Block traces are widely used for system studies, model verifications, and design analyses in both industry and academia. While such traces include detailed block access patterns, existing trace-driven research unfortunately often fails to find true-north due to a lack of runtime contexts such as user idle periods and system delays, which are fundamentally linked to the characteristics of target storage hardware. Thus, we propose TraceTracker, a novel hardware/software co-evaluation method that allows users to reuse a broad range of the existing block traces by keeping most their execution contexts and user scenarios while adjusting them with new system information. Specifically, our TraceTraker’s software evaluation model can infer CPU burst times and user idle periods from old storage traces, whereas its hardware evaluation method remasters the storage traces by interoperating the inferred time information, and updates all inter-arrival times by making them aware of the target storage system. We apply the proposed co-evaluation model to 577 traces, which were collected by servers from different institutions and locations a decade ago, and revive the traces on a high-performance flash-based storage array. You can download the traces here.

Target Block Traces

We reconstruct three workload categories: i) Florida International University (FIU), ii) Microsoft Production Server (MSPS), and iii) Microsoft Research Cambridge (MSRC). In addition, Microsoft Enterprise workloads (Exchange which is exchange server and Enterprise which is TPC-C benchmark) are provided in this Open Storace Trace repository. You can check the details of workloads in below brief description or TraceTracker paper.

    Microsoft Production Server (MSPS)

BS (Build server), 24HR (RADIUS server), 24HRS (RADIUS back-end SQL server), DADS (Display Ads Data server), DAP (Display Ads Payload server), LMBE (LiveMaps back-end server), MSNFS (MSN storage file server), CFS (MSN storage metadata server), DDR (Developer tools release server)

    Microsoft Research Cambridge (MSRC)

usr (user home), src (source control), hm (HW monitoring), proj (project directory), rsrch (research proj), stg (web staging), web (web/SQL server), wdev (test web server)

    Florida International University (FIU)

ikki, casa, madmax, topgun (end-user home directory), webuser (web server for user website), webresearch (apache web server), webmail (department mail server), online (course management system), homes (research group activities), cheetah (CS department mail server), webmail+online (webmail proxy course management)

Trace File Format



There are multiple trace files per workload. For example, 20 numbers of 24HR such as 24HR1, 24HR2, …, 24HR20 exist in Microsoft Production Server. Since the conventional SNIA workloads were collected over several hours, days, or weeks, there are mutliple trace files (check details in SNIA workload papers).
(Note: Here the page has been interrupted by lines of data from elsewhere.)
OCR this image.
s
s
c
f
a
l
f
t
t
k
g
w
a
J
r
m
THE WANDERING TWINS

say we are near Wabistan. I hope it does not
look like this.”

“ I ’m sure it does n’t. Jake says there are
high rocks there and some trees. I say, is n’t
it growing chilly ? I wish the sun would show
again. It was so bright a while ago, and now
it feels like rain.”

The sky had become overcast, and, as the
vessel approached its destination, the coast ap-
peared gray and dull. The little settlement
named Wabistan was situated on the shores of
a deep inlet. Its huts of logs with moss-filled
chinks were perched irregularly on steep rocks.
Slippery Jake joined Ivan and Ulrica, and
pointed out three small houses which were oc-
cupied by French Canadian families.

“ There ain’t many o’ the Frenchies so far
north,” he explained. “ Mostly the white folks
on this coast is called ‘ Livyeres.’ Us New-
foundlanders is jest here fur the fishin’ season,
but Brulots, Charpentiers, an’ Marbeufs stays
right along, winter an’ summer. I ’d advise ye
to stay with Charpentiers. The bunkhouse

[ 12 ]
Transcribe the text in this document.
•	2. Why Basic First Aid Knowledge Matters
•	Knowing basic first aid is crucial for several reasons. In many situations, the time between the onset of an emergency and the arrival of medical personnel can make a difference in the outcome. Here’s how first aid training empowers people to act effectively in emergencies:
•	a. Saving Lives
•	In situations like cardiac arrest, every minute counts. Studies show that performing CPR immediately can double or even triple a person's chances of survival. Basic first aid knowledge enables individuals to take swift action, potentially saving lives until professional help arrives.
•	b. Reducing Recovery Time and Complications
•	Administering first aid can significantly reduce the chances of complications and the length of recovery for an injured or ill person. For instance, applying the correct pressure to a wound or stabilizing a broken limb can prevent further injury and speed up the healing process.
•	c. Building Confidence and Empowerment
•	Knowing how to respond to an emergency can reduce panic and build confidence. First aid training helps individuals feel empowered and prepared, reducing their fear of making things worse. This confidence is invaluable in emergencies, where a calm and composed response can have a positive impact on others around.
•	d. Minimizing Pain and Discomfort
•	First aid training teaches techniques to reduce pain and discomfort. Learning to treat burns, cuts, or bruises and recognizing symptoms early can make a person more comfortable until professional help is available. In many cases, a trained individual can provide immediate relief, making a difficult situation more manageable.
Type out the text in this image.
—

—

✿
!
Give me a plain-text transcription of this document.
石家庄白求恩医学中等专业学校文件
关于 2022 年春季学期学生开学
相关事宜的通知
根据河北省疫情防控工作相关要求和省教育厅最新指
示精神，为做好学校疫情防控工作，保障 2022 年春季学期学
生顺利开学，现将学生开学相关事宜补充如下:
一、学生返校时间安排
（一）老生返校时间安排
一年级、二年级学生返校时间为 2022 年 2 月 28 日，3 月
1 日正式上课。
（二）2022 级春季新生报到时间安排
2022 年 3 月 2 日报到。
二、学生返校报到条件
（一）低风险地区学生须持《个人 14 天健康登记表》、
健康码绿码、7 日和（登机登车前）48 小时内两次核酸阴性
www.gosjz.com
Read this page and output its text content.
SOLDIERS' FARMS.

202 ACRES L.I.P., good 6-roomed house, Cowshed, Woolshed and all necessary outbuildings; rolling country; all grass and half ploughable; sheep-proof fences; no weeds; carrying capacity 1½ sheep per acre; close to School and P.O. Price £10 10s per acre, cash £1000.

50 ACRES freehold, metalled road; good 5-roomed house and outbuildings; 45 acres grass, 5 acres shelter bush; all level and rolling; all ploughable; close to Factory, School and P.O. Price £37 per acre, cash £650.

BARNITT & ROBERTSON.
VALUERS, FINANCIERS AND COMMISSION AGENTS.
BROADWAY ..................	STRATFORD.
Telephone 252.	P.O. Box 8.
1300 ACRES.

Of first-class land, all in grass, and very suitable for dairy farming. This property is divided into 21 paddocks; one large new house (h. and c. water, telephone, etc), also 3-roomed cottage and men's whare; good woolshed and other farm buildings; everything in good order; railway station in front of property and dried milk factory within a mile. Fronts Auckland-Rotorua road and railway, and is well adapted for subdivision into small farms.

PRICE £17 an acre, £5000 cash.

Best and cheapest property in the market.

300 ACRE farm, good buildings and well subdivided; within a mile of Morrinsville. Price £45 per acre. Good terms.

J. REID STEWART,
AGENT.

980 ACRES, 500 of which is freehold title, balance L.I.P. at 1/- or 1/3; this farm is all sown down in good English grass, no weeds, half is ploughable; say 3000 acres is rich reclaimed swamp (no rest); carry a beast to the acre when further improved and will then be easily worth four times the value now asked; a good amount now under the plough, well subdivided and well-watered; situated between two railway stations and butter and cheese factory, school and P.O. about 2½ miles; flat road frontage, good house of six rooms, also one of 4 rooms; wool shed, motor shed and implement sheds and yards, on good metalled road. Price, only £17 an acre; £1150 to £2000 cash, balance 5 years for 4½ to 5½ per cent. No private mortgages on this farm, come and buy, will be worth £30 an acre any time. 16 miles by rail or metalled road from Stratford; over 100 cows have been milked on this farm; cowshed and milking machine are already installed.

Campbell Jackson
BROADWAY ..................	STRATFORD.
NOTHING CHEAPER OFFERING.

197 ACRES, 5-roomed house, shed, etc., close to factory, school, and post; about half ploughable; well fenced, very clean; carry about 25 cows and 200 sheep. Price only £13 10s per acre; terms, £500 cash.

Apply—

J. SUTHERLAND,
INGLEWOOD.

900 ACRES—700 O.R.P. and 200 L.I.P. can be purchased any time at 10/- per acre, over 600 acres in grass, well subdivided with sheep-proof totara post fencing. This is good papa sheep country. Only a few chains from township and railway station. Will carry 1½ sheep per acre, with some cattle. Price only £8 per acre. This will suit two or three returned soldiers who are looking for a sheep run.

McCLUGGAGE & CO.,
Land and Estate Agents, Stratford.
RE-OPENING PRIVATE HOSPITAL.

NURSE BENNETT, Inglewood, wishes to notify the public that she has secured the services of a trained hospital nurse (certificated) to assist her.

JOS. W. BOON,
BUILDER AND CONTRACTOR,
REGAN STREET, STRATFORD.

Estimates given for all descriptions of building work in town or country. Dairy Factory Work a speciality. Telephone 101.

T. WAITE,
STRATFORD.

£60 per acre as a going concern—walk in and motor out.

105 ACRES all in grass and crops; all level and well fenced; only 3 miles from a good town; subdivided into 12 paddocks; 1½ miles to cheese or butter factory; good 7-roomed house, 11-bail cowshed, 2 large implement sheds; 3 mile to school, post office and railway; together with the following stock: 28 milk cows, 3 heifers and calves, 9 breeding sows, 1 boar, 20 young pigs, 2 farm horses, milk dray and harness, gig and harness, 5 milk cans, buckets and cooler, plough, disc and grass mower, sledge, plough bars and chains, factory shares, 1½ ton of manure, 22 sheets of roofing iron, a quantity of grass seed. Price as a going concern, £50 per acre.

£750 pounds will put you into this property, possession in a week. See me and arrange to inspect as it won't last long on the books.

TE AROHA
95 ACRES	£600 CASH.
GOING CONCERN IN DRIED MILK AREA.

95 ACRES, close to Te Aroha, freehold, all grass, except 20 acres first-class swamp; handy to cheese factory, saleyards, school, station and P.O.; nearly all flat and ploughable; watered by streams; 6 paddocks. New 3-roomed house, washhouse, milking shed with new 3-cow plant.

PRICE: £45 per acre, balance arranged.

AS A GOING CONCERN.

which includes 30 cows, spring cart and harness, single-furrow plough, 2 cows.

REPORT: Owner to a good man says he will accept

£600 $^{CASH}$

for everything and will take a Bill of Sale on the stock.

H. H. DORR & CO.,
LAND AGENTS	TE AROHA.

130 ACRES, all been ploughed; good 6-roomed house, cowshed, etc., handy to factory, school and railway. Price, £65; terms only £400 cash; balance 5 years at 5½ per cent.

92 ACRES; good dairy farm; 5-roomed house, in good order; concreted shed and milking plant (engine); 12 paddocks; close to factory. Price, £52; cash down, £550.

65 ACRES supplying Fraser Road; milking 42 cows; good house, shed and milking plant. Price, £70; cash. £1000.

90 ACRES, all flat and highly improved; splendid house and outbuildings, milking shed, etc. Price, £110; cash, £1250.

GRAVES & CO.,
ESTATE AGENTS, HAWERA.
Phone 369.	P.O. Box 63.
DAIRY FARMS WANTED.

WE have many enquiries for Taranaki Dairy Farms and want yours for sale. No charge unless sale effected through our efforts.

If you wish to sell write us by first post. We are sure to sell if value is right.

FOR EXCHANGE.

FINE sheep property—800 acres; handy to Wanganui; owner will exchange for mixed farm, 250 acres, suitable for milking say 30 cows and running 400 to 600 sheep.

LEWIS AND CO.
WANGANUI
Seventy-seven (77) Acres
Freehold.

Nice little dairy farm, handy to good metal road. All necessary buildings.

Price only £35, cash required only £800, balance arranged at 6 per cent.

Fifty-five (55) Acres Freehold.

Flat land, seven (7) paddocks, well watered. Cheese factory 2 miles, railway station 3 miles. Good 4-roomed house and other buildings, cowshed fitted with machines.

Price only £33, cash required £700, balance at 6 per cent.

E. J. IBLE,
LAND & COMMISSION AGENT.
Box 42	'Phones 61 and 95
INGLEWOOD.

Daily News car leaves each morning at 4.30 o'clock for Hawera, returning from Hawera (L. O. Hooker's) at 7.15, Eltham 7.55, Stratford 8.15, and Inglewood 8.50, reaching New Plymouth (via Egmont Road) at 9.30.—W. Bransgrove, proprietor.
The format of reconstruncted trace file is shown in above figure. There were eight numbers of column such as timestamp, request type, address, request size, access type, inter-arrival time, device time, and idle time.

1) Timestamp [unit = second]: It is not updated yet; same with old disk-based SNIA block trace. You can simply calculate this by using equation next-timestamp = previous-timestamp + inter-arrival time
2) Request type: There are only two types of request such as read (RS) and write (WS)
3) Address [unit = sector]: Since the old SNIA traces were collected on disk-based storage system, the unit of address is sector. By using this TraceTracker calculate flash-based storage system address which is accessed by page size
4) Request size [unit = sector]: Same with address, unit of request size is sector which is 512B.
5) Access type: There are two types of access pattern such as sequential (seq) and random (rand). Currently, it is simply determined by comparing next-address with previous-address + previous-request size. In other words, if address is strictly subsequent compared to previous address, that request is marked as sequential access pattern.
6) Inter-arrival time: Inter-arrival time is calculated based on blktrace definition which is D2D time.
7) Device time: Like inter-arrival time, device is calculated based on blktrace definition which is D2C time. NOTE that, this value is collected on flash-based storage system
8) Idle time: Idle time is estimated from old disk-based storage traces (SNIA workloads) by using TraceTracker method. By adding this with device time which is collected on flash-based storage system, the inter-arrival time can be determined.